Diversity has been a topic on the agenda within financial services for some time but with transparency created through Gender Pay Gap reporting and a greater call for women in leadership, the issue has never been more relevant than it is today. That’s why AJ & Partners has carried out a survey on gender diversity amongst CFOs within small and medium-sized banks in the UK. Seventy-five CFOs took part in the research, with the average business size ranging between 40 and 500 employees, with annual turnover between £2 and 22 billion. All banks are privately held.

Key findings about women in finance:

  • Women in finance still lag behind the men where only 12% of survey respondents were female
  • Base salaries across all CFOs ranged between £120,000 and £250,000
  • To enable opportunities for women in finance, there needs to be further action taken to encourage gender diversity within small and medium-sized banks

Women in finance: the realities

Our survey of 75 banks revealed that only 12% of CFOs are female and are designated as a Senior Managers Function (SMF) 2. While there has been a greater call for gender diversity in the larger banks, there is a clear need for smaller firms to take an active approach to review diversity within the wider executive team.

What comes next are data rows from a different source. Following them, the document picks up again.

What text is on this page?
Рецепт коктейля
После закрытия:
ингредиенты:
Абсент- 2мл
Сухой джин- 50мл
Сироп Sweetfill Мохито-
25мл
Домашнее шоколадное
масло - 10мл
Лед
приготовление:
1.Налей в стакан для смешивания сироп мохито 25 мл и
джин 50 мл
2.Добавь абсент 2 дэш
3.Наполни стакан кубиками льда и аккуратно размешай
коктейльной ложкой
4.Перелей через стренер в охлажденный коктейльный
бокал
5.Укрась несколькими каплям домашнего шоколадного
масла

The Women in Finance Charter has been introduced as a government-led initiative to encourage financial services firms to sign-on and promote gender diversity. The charter states, a balanced workforce is good for customers, profitability, and workplace culture.

Nicky Morgan MP, who sits on the Treasury Select Committee is leading the drive on firms to sign up to the charter.

The Women in Finance Charter was first published in March 2016 and commits firms to support the progression of women into senior roles; to publicly report on progress on delivering internal diversity targets; and to commit to at least one member of the executive team to be responsible and accountable for gender diversity and inclusion.

CFO salary range

Our findings did not find any major disparity in CFO compensation based on the gender. The general range of a base salary for a CFO in this segment of banking is between £120,000 and £250,000. Base salary formed the largest part of total CFO remuneration.

The salaries on offer at the lower end of this scale were with banks that have a Branch operation in the UK but is not a full subsidiary. These banks would have, on average, between 25 and 50 employees. The median base salary for CFOs in this segment is £142,000.

The higher end of the compensation scale would include banks that are full UK subsidiaries with up to 500 employees. The median base salary for CFOs in this segment is £226,000.

Women in finance: a summary of findings

Our research has revealed that there is a need for small and medium-sized financial services firms to look at gender diversity in the overall executive team. This research focused on one function, the CFO, however other mandates that we have executed demonstrates that there continues to exist a large disparity of females to males in the top jobs within financial services.
Attraction, hiring and retention programmes within firms should be considered. While we would always advocate for the best person for the role, consideration needs to be taken to the benefits of a diverse team. As vacancies arise, firms should continue to look for the very best candidate in their hiring practices, whilst considering what workforce planning initiatives could coincide to increase the number of women in finance within the top rungs.

Another approach could include a soft skills audit of the executive team, looking at those areas that are lacking and resulting in a more bespoke approach to hiring. As individuals bring different strengths, this can have a positive impact on an organisation’s performance plus will ensure that the wider leadership team has a more complete and holistic skill set to provide a diverse, strategic and insightful direction to the firm.
Return to work schemes for women or men who take a break to raise a family and wish to return should be fair and seamless. Comprehensive benefits schemes that provide flexible working and flexible benefits (where an individual can use a cash equivalent towards the cost of childcare) would help offset the challenges of both raising a family and pursuing a career. As employees each have different priorities, a flexible approach offers each employee an allowance to ‘purchase’ benefits from a selection or take the cash equivalent.

Unconscious bias is an additional consideration. In our experience, businesses want to embrace a fair playing field where everyone regardless of gender, race, religion or sexuality, is equally considered for opportunities. Unfortunately, hiring in one’s mirror image continues to be a prevalent, even if not a deliberate, action. Firms need to take steps to reduce opportunities for unconscious bias within hiring.

Following last year’s initial publishing of the Gender Pay Gap, firms will again be required to publish their figures, demonstrating if they have made any progress in closing the gap. The issue overall is not about pay inequality as generally, men and women are being paid the same for doing the same role, especially in professional occupations. The real issue is about the apparent pyramid within firms – there are more women at the bottom and fewer at the top. To help close the gap, we need to get more women developing their skills throughout their careers and moving into leadership roles where pay is generally higher, thereby closing the gap between the average male to female salaries within the firm.

In summary, there is an increased awareness and willingness for firms to close the gap in gender inequality. This is a positive step and one which over time should result in marked improvements within the industry.